Occasionally, we wish we weren't so prescient. Last December, for example, as the 2014 legislative session was getting ready to start, we said this about the prospects of meaningful ethics reform being passed:
"It's hard to believe that lawmakers who benefit from sleazy ethics and campaign finance laws can summon the integrity to enact serious reform. Ultimately, voters probably will have to do it for them by passing a ballot measure."
You rarely lose any money betting against good government in the legislature.
Despite many sincere and meaningful bills from both Democrats and Republicans being filed to reduce the pernicious influence of money in the legislative process, legislation to undo Missouri's status as the only state in the nation with no limits on either lobbyist gifts or campaign donations appears stuck in mud.
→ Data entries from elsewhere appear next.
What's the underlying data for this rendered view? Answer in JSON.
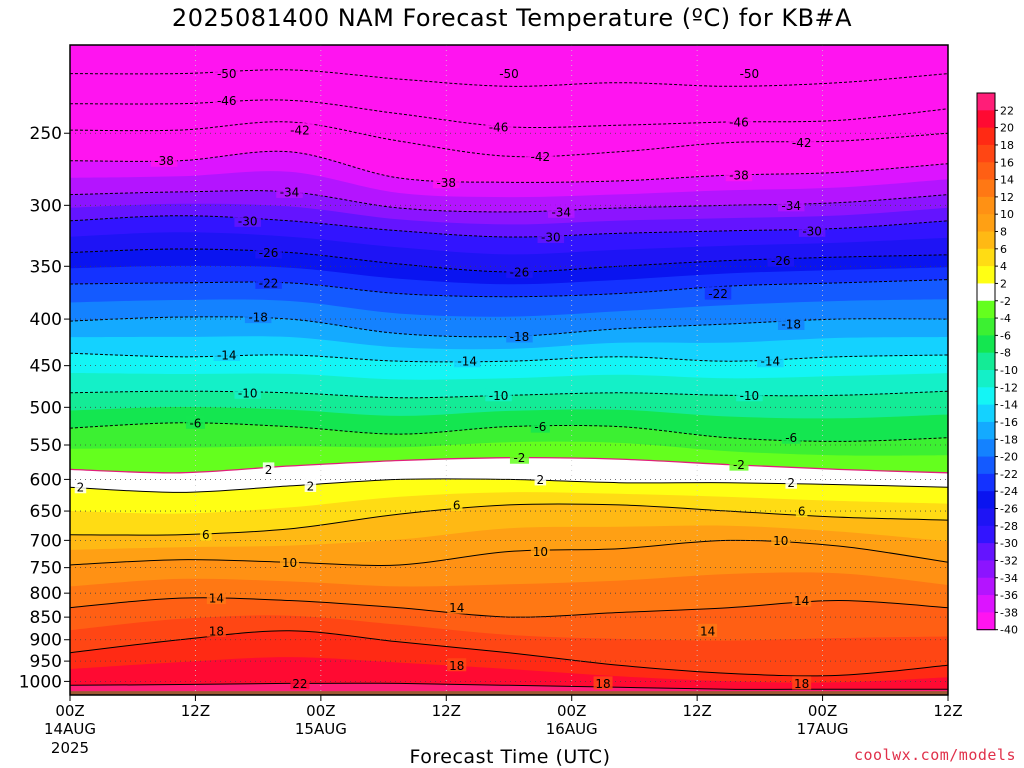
{
  "chart_data": {
    "type": "heatmap",
    "title": "2025081400 NAM Forecast Temperature (ºC) for KB#A",
    "xlabel": "Forecast Time (UTC)",
    "ylabel": "",
    "x_tick_labels": [
      {
        "hour": 0,
        "label": "00Z",
        "sub": "14AUG",
        "sub2": "2025"
      },
      {
        "hour": 12,
        "label": "12Z",
        "sub": "",
        "sub2": ""
      },
      {
        "hour": 24,
        "label": "00Z",
        "sub": "15AUG",
        "sub2": ""
      },
      {
        "hour": 36,
        "label": "12Z",
        "sub": "",
        "sub2": ""
      },
      {
        "hour": 48,
        "label": "00Z",
        "sub": "16AUG",
        "sub2": ""
      },
      {
        "hour": 60,
        "label": "12Z",
        "sub": "",
        "sub2": ""
      },
      {
        "hour": 72,
        "label": "00Z",
        "sub": "17AUG",
        "sub2": ""
      },
      {
        "hour": 84,
        "label": "12Z",
        "sub": "",
        "sub2": ""
      }
    ],
    "xlim": [
      0,
      84
    ],
    "y_ticks": [
      250,
      300,
      350,
      400,
      450,
      500,
      550,
      600,
      650,
      700,
      750,
      800,
      850,
      900,
      950,
      1000
    ],
    "ylim": [
      1035,
      200
    ],
    "y_scale": "log-pressure",
    "surface_pressure": 1025,
    "colorbar_ticks": [
      22,
      20,
      18,
      16,
      14,
      12,
      10,
      8,
      6,
      4,
      2,
      -2,
      -4,
      -6,
      -8,
      -10,
      -12,
      -14,
      -16,
      -18,
      -20,
      -22,
      -24,
      -26,
      -28,
      -30,
      -32,
      -34,
      -36,
      -38,
      -40
    ],
    "colorbar": [
      {
        "min": 22,
        "color": "#ff1e78"
      },
      {
        "min": 20,
        "color": "#ff0a32"
      },
      {
        "min": 18,
        "color": "#ff2a14"
      },
      {
        "min": 16,
        "color": "#ff4614"
      },
      {
        "min": 14,
        "color": "#ff5f14"
      },
      {
        "min": 12,
        "color": "#ff7814"
      },
      {
        "min": 10,
        "color": "#ff9114"
      },
      {
        "min": 8,
        "color": "#ffa014"
      },
      {
        "min": 6,
        "color": "#ffb914"
      },
      {
        "min": 4,
        "color": "#ffdc14"
      },
      {
        "min": 2,
        "color": "#ffff14"
      },
      {
        "min": -2,
        "color": "#ffffff"
      },
      {
        "min": -4,
        "color": "#64ff1e"
      },
      {
        "min": -6,
        "color": "#3cf032"
      },
      {
        "min": -8,
        "color": "#14e650"
      },
      {
        "min": -10,
        "color": "#14eb96"
      },
      {
        "min": -12,
        "color": "#14f0c8"
      },
      {
        "min": -14,
        "color": "#14f5f5"
      },
      {
        "min": -16,
        "color": "#14d2ff"
      },
      {
        "min": -18,
        "color": "#14aaff"
      },
      {
        "min": -20,
        "color": "#1482ff"
      },
      {
        "min": -22,
        "color": "#145aff"
      },
      {
        "min": -24,
        "color": "#1432ff"
      },
      {
        "min": -26,
        "color": "#0a14f0"
      },
      {
        "min": -28,
        "color": "#1e14f5"
      },
      {
        "min": -30,
        "color": "#3214ff"
      },
      {
        "min": -32,
        "color": "#6414ff"
      },
      {
        "min": -34,
        "color": "#8c14ff"
      },
      {
        "min": -36,
        "color": "#b414ff"
      },
      {
        "min": -38,
        "color": "#dc14ff"
      },
      {
        "min": -40,
        "color": "#ff14f0"
      },
      {
        "min": -100,
        "color": "#ff14f0"
      }
    ],
    "isotherms": [
      {
        "t": 22,
        "p": [
          1010,
          1008,
          1005,
          1005,
          1010,
          1015,
          1020,
          1020,
          1020
        ]
      },
      {
        "t": 18,
        "p": [
          930,
          900,
          880,
          905,
          930,
          960,
          980,
          985,
          960
        ]
      },
      {
        "t": 14,
        "p": [
          830,
          810,
          815,
          830,
          850,
          840,
          830,
          815,
          830
        ]
      },
      {
        "t": 10,
        "p": [
          745,
          735,
          740,
          745,
          720,
          715,
          700,
          710,
          740
        ]
      },
      {
        "t": 6,
        "p": [
          690,
          690,
          680,
          655,
          640,
          640,
          650,
          660,
          665
        ]
      },
      {
        "t": 2,
        "p": [
          612,
          620,
          610,
          600,
          600,
          605,
          605,
          608,
          612
        ]
      },
      {
        "t": -2,
        "p": [
          585,
          590,
          580,
          572,
          568,
          570,
          578,
          585,
          590
        ]
      },
      {
        "t": -6,
        "p": [
          527,
          520,
          525,
          535,
          525,
          525,
          540,
          545,
          540
        ]
      },
      {
        "t": -10,
        "p": [
          482,
          480,
          482,
          488,
          485,
          482,
          485,
          485,
          480
        ]
      },
      {
        "t": -14,
        "p": [
          436,
          440,
          438,
          445,
          445,
          440,
          445,
          440,
          438
        ]
      },
      {
        "t": -18,
        "p": [
          402,
          398,
          400,
          415,
          418,
          410,
          405,
          400,
          400
        ]
      },
      {
        "t": -22,
        "p": [
          366,
          365,
          365,
          375,
          378,
          375,
          368,
          365,
          362
        ]
      },
      {
        "t": -26,
        "p": [
          338,
          335,
          338,
          348,
          355,
          350,
          345,
          342,
          340
        ]
      },
      {
        "t": -30,
        "p": [
          312,
          308,
          312,
          320,
          325,
          322,
          320,
          318,
          312
        ]
      },
      {
        "t": -34,
        "p": [
          292,
          290,
          290,
          302,
          305,
          302,
          300,
          298,
          292
        ]
      },
      {
        "t": -38,
        "p": [
          268,
          268,
          262,
          280,
          283,
          282,
          278,
          276,
          270
        ]
      },
      {
        "t": -42,
        "p": [
          248,
          248,
          243,
          255,
          265,
          262,
          256,
          255,
          250
        ]
      },
      {
        "t": -46,
        "p": [
          232,
          232,
          230,
          238,
          246,
          245,
          243,
          242,
          235
        ]
      },
      {
        "t": -50,
        "p": [
          215,
          215,
          213,
          218,
          222,
          220,
          222,
          220,
          215
        ]
      }
    ],
    "contour_labels": [
      {
        "text": "-50",
        "hour": 15,
        "p": 215
      },
      {
        "text": "-50",
        "hour": 42,
        "p": 215
      },
      {
        "text": "-50",
        "hour": 65,
        "p": 215
      },
      {
        "text": "-46",
        "hour": 15,
        "p": 230
      },
      {
        "text": "-46",
        "hour": 41,
        "p": 246
      },
      {
        "text": "-46",
        "hour": 64,
        "p": 243
      },
      {
        "text": "-42",
        "hour": 22,
        "p": 248
      },
      {
        "text": "-42",
        "hour": 45,
        "p": 265
      },
      {
        "text": "-42",
        "hour": 70,
        "p": 256
      },
      {
        "text": "-38",
        "hour": 9,
        "p": 268
      },
      {
        "text": "-38",
        "hour": 36,
        "p": 283
      },
      {
        "text": "-38",
        "hour": 64,
        "p": 278
      },
      {
        "text": "-34",
        "hour": 21,
        "p": 290
      },
      {
        "text": "-34",
        "hour": 47,
        "p": 305
      },
      {
        "text": "-34",
        "hour": 69,
        "p": 300
      },
      {
        "text": "-30",
        "hour": 17,
        "p": 312
      },
      {
        "text": "-30",
        "hour": 46,
        "p": 325
      },
      {
        "text": "-30",
        "hour": 71,
        "p": 320
      },
      {
        "text": "-26",
        "hour": 19,
        "p": 338
      },
      {
        "text": "-26",
        "hour": 43,
        "p": 355
      },
      {
        "text": "-26",
        "hour": 68,
        "p": 345
      },
      {
        "text": "-22",
        "hour": 19,
        "p": 365
      },
      {
        "text": "-22",
        "hour": 62,
        "p": 375
      },
      {
        "text": "-18",
        "hour": 18,
        "p": 398
      },
      {
        "text": "-18",
        "hour": 43,
        "p": 418
      },
      {
        "text": "-18",
        "hour": 69,
        "p": 405
      },
      {
        "text": "-14",
        "hour": 15,
        "p": 438
      },
      {
        "text": "-14",
        "hour": 38,
        "p": 445
      },
      {
        "text": "-14",
        "hour": 67,
        "p": 445
      },
      {
        "text": "-10",
        "hour": 17,
        "p": 482
      },
      {
        "text": "-10",
        "hour": 41,
        "p": 485
      },
      {
        "text": "-10",
        "hour": 65,
        "p": 485
      },
      {
        "text": "-6",
        "hour": 12,
        "p": 520
      },
      {
        "text": "-6",
        "hour": 45,
        "p": 525
      },
      {
        "text": "-6",
        "hour": 69,
        "p": 540
      },
      {
        "text": "-2",
        "hour": 43,
        "p": 568
      },
      {
        "text": "-2",
        "hour": 64,
        "p": 578
      },
      {
        "text": "2",
        "hour": 1,
        "p": 612
      },
      {
        "text": "2",
        "hour": 19,
        "p": 585
      },
      {
        "text": "2",
        "hour": 23,
        "p": 610
      },
      {
        "text": "2",
        "hour": 45,
        "p": 600
      },
      {
        "text": "2",
        "hour": 69,
        "p": 605
      },
      {
        "text": "6",
        "hour": 13,
        "p": 690
      },
      {
        "text": "6",
        "hour": 37,
        "p": 640
      },
      {
        "text": "6",
        "hour": 70,
        "p": 650
      },
      {
        "text": "10",
        "hour": 21,
        "p": 740
      },
      {
        "text": "10",
        "hour": 45,
        "p": 720
      },
      {
        "text": "10",
        "hour": 68,
        "p": 700
      },
      {
        "text": "14",
        "hour": 14,
        "p": 810
      },
      {
        "text": "14",
        "hour": 37,
        "p": 830
      },
      {
        "text": "14",
        "hour": 70,
        "p": 815
      },
      {
        "text": "14",
        "hour": 61,
        "p": 880
      },
      {
        "text": "18",
        "hour": 14,
        "p": 880
      },
      {
        "text": "18",
        "hour": 37,
        "p": 960
      },
      {
        "text": "18",
        "hour": 51,
        "p": 1005
      },
      {
        "text": "18",
        "hour": 70,
        "p": 1005
      },
      {
        "text": "22",
        "hour": 22,
        "p": 1005
      }
    ]
  },
  "credit": "coolwx.com/models"
}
A Senate debate ... over a proposal from Sen. Brad Lager, R-Savannah, intended to reduce lobbyist gifts and end the revolving door between lawmaking and lobbying, gave a strong indication that state lawmakers just don't have the courage to police themselves.
Some still want their free lunches and dinners. Others, like Mr. Lager, want to continue collecting six-figure checks from mostly anonymous donors. Some, knowing their time in the legislature is almost up, don't want to give up the possibility of sliding into a lobbyist gig or a gubernatorial appointment.
The sweet lure of quick cash is hard to ignore.
Here's what should also be hard for those reticent lawmakers to ignore: Missourians want ethics reform. Badly.
A new poll conducted by The Wickers Group on behalf of the Missouri Liberty Project shows broad-based support, among Democrats, Republicans and independents, for serious ethics reform in the Show-Me State.
The poll, conducted in March among likely general election voters, found that between 70 and 80 percent of likely voters supported five different elements of ethics reform:
- Banning free tickets from lobbyists for professional or college sporting events, hunting and fishing trips and golf outings.
- Limiting the number of meals lawmakers can accept from lobbyists.
- Barring lawmakers' staff from working as paid political consultants.
- Requiring lawmakers to wait several years after retiring before becoming lobbyists.
- Creating a new unit in the attorney general's office to fight abuse and corruption in state government.
In each question, the support was highest among Democrats, but similarly high among both Republicans and independents.
A huge majority of Missourians support ethics reform. It ought to scare lawmakers unwilling to deal with the problem themselves; if a private group like the Missouri Liberty Project is willing to spend money polling on the issue, it's an indication that ethics reform will be eventually coming to a Missouri ballot.
Keep in mind, the Liberty Project is run by Josh Hawley, a conservative MU law professor who is involved in the Hobby Lobby lawsuit against contraception mandate in the Affordable Care Act.
We don't agree with him much. And we would point out that in using a 502-c-4 to obscure his organization's funding (he would not tell us who funds the Missouri Liberty Project), he is part of the greater problem in national politics.
Dark money is allowing a select rich few to control the nation's political system with little to no transparency. But that doesn't mean he's wrong on ethics.
He rightly, if ironically, points out that as lawmakers are improperly influenced by money, there is a real deleterious effect on the political system.
"It's about the right to participate in one's government," Mr. Hawley told us. "It's a vital part of what it means to be free."
Missourians want ethics reform because they want to believe in their government again. That is true of liberals and conservatives, city-dwellers and farmers, Democrats, Republicans, and everybody in between.
What is the Missouri legislature waiting for?